I won’t call Caroline names, no matter what she does, Bonnie vowed silently. No matter what. Even…yes, even after what she’s done to Matt. I’ll try to remember something good about her.



But it was difficult to think at all in this house, much less to think of anything good. Bonnie knew the staircase was going up; she could see each step above her. But all her other senses told her she was going down. It was a horrifying feeling that made her dizzy: this sharp slant





downward as she watched her feet climb.



There was also a smell, strange and pungent, of rotten eggs. It was a reeking, rotten odor that you tasted in the air.



Caroline’s door was shut, and in front of it, lying on the floor, was a plate of food with a fork and carving knife on it. Mrs. Forbes hurried ahead of Bonnie and Meredith and quickly snatched up the plate, opened the door opposite Caroline’s, and placed it in there, shutting the door behind her.



But just before it disappeared, Bonnie thought she saw movement in the heap of food on the fine bone china.



“She’ll barely speak to me,” Mrs. Forbes said in the same empty voice she’d used before. “But she did say that she was expecting you.”





She hurried past them, leaving them alone in the corridor. The smell of rotten eggs—no, of sulfur, Bonnie realized, was very strong.

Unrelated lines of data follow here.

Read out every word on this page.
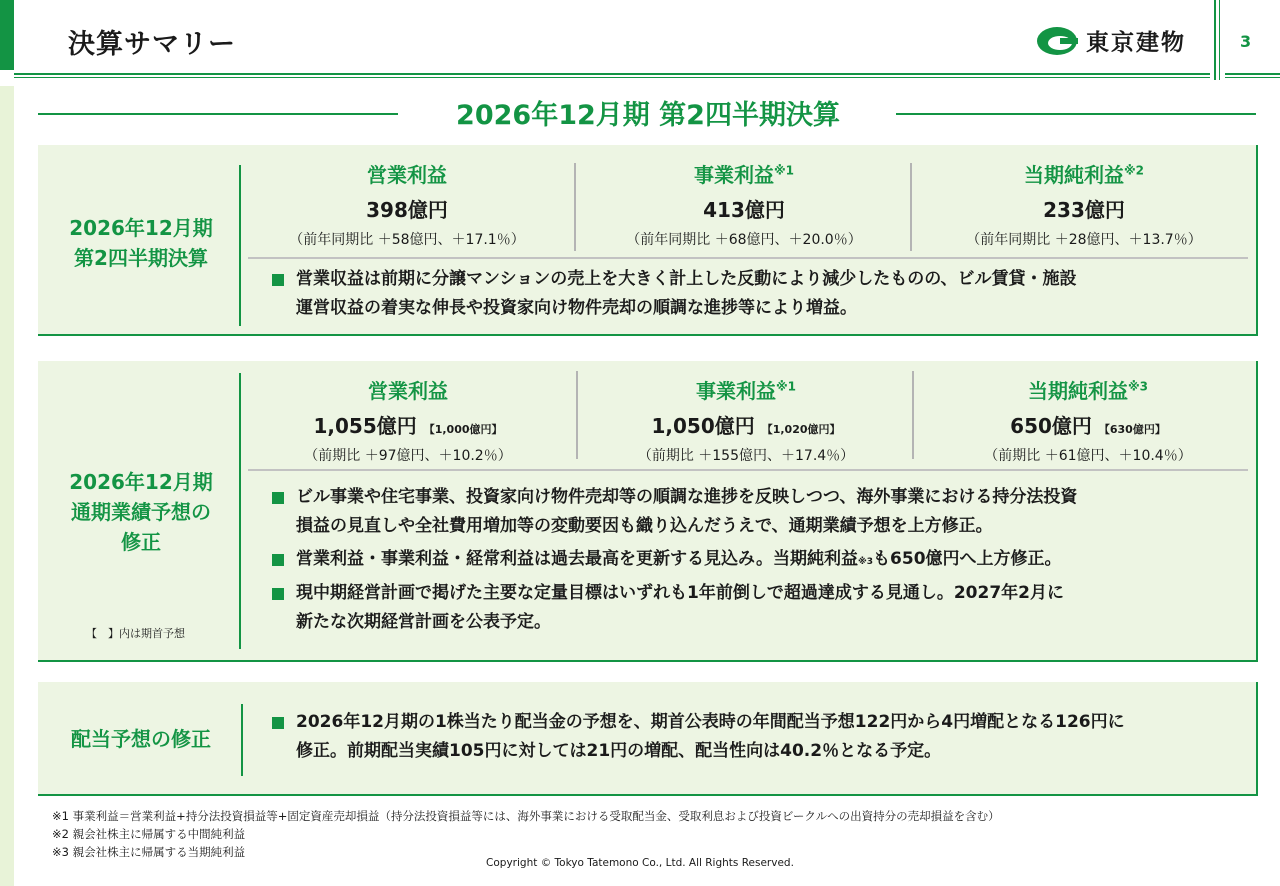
決算サマリー	東京建物	3
2026年12月期 第2四半期決算
2026年12月期
第2四半期決算
営業利益
398億円
（前年同期比 ＋58億円、＋17.1％）
事業利益$^{※1}$
413億円
（前年同期比 ＋68億円、＋20.0％）
当期純利益$^{※2}$
233億円
（前年同期比 ＋28億円、＋13.7％）
営業収益は前期に分譲マンションの売上を大きく計上した反動により減少したものの、ビル賃貸・施設
運営収益の着実な伸長や投資家向け物件売却の順調な進捗等により増益。
2026年12月期
通期業績予想の
修正
【　】内は期首予想
営業利益
1,055億円 【1,000億円】
（前期比 ＋97億円、＋10.2％）
事業利益$^{※1}$
1,050億円 【1,020億円】
（前期比 ＋155億円、＋17.4％）
当期純利益$^{※3}$
650億円 【630億円】
（前期比 ＋61億円、＋10.4％）
ビル事業や住宅事業、投資家向け物件売却等の順調な進捗を反映しつつ、海外事業における持分法投資
損益の見直しや全社費用増加等の変動要因も織り込んだうえで、通期業績予想を上方修正。
営業利益・事業利益・経常利益は過去最高を更新する見込み。当期純利益※3も650億円へ上方修正。
現中期経営計画で掲げた主要な定量目標はいずれも1年前倒しで超過達成する見通し。2027年2月に
新たな次期経営計画を公表予定。
配当予想の修正
2026年12月期の1株当たり配当金の予想を、期首公表時の年間配当予想122円から4円増配となる126円に
修正。前期配当実績105円に対しては21円の増配、配当性向は40.2％となる予定。
※1 事業利益＝営業利益+持分法投資損益等+固定資産売却損益（持分法投資損益等には、海外事業における受取配当金、受取利息および投資ビークルへの出資持分の売却損益を含む）
※2 親会社株主に帰属する中間純利益
※3 親会社株主に帰属する当期純利益
Copyright © Tokyo Tatemono Co., Ltd. All Rights Reserved.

Sulfur—she recognized the smell from last year’s chemistry class. But how did such a horrible smell get into Mrs. Forbes’s elegant house? Bonnie turned to Meredith to ask, but Meredith was already shaking her head. Bonnie knew that expression.



Don’t say anything.



Bonnie gulped, wiped her watering eyes, and watched Meredith turn the handle of Caroline’s door.



The room was dark. Enough light shone from the hallway to show that Caroline’s curtains had been reinforced by opaque bedspreads nailed over them. No one was in or on the bed.



“Come in! And shut that door fast!”



It was Caroline’s voice, with Caroline’s typical waspishness. A flood of relief swept over Bonnie. The voice wasn’t a male bass that shook the room, or a howl, it was Caroline-in-a-bad-mood.



She stepped into the dimness before her.





5





Elena got into the backseat of the Jaguar and put on a plush aquamarine T-shirt and jeans underneath her nightgown, just in case a police officer—or even someone trying to help the owners of a car apparently stalled by a deserted highway—stopped by. And then she lay down in the Jag’s backseat.



But although she was now warm and comfortable, sleep wouldn’t come.



What do I want? Really want right now? she asked herself. And the answer came to her immediately.



I want to see Stefan. I want to feel his arms around me. I want to just look at his face—at his green eyes with that special look that he only ever shows to me. I want him to forgive me and tell me that he knows I’ll always love him.